Inasmuch as defendant failed to request that County Court instruct the jury regarding lesser included offenses or object to the charge as delivered, his additional contention that such an instruction should have been given is unpreserved for our review (see People v Van Alphen, 167 AD3d at 1079; People v Arhin, 165 AD3d 1487, 1489 [2018]). In any event, the verdict was not rendered defective by the absence of such an instruction, and defendant obtained the relief to which he was entitled "when County Court dismissed the counts charging course of sexual conduct against a child in the first degree as lesser included offenses of the counts of predatory sexual assault against a child upon which defendant was convicted" (People v Van Alphen, 167 AD3d at 1079; see CPL 300.40 [3] [b]; People v Al Haideri, 141 AD3d 742, 745 [2016], lv denied 28 NY3d 1025 [2016]).

Defendant also argues, in the brief of appellate counsel and his pro se supplemental brief, that he received the ineffective assistance of trial counsel. Many of his contentions involve matters outside the record that must be advanced in a CPL article 440 motion, including that trial counsel did not properly investigate the case, communicate with him, or "consult or hire an expert witness on the issue of child sexual abuse syndrome, so as to refute the testimony offered by the People at trial" (People v Hernandez, 125 AD3d 885, 887 [2015], lv denied 26 NY3d 968 [2015]; see People v Williams, 171 AD3d 1354, 1355 [2019]). The record that is before us reflects that defense counsel handled a difficult case capably, engaging in successful pretrial motion practice to suppress defendant's statements to investigators, then advancing a trial strategy of attacking the credibility of the People's witnesses through effective cross-examination and appropriate objections. As such, "the evidence, the law, and the circumstances . . . , viewed in totality and as of the time of the representation, reveal that the attorney provided meaningful representation" as required (People v Baldi, 54 NY2d 137, 147 [1981]; see People v Alvarez, 33 NY3d 268, 290 [2019]).

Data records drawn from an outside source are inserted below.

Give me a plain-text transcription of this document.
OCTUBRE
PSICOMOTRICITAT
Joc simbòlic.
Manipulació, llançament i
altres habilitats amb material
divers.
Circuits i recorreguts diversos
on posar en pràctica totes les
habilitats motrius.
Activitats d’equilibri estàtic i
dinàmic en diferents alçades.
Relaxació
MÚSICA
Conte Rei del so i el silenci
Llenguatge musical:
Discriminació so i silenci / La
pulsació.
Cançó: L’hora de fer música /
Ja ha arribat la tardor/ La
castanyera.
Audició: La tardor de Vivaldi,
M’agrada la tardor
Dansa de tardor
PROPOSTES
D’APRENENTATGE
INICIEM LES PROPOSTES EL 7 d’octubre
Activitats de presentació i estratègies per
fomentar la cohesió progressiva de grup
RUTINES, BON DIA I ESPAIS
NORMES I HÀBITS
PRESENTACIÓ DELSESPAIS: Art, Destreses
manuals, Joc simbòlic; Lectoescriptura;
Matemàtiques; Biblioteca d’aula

Defendant's remaining claims may be dealt with quickly. Inasmuch as the verdict was supported by legally sufficient evidence, his pro se challenges to the sufficiency and quality of the proof before the grand jury are precluded (see CPL 210.30 [6]; People v Vega, 170 AD3d 1266, 1273 [2019]; People v Kennedy, 78 AD3d 1477, 1479 [2010], lv denied 16 NY3d 798 [2011]). His other pro se contentions, to the extent that they involve matters contained in the record, have been examined and lack merit. Finally, in view of defendant's prior criminal history, the notably exploitative circumstances surrounding the crimes here and his complete lack of remorse, we perceive nothing harsh or excessive about the sentences imposed (see People v Warrington, 155 AD3d 1450, 1452 [2017]; People v Kalina, 149 AD3d 1264, 1267-1268 [2017], lv denied 29 NY3d 1092 [2017]).

Egan Jr., J.P., Lynch, Aarons and Rumsey, JJ., concur. Ordered that the judgment is affirmed.

Footnotes


Footnote *:Defendant has separately appealed from his conviction on a charge related to his conduct toward the victim in Saratoga County (People v Horton, 173 AD3d 1342 [2019] [appeal No. 108938, decided herewith]).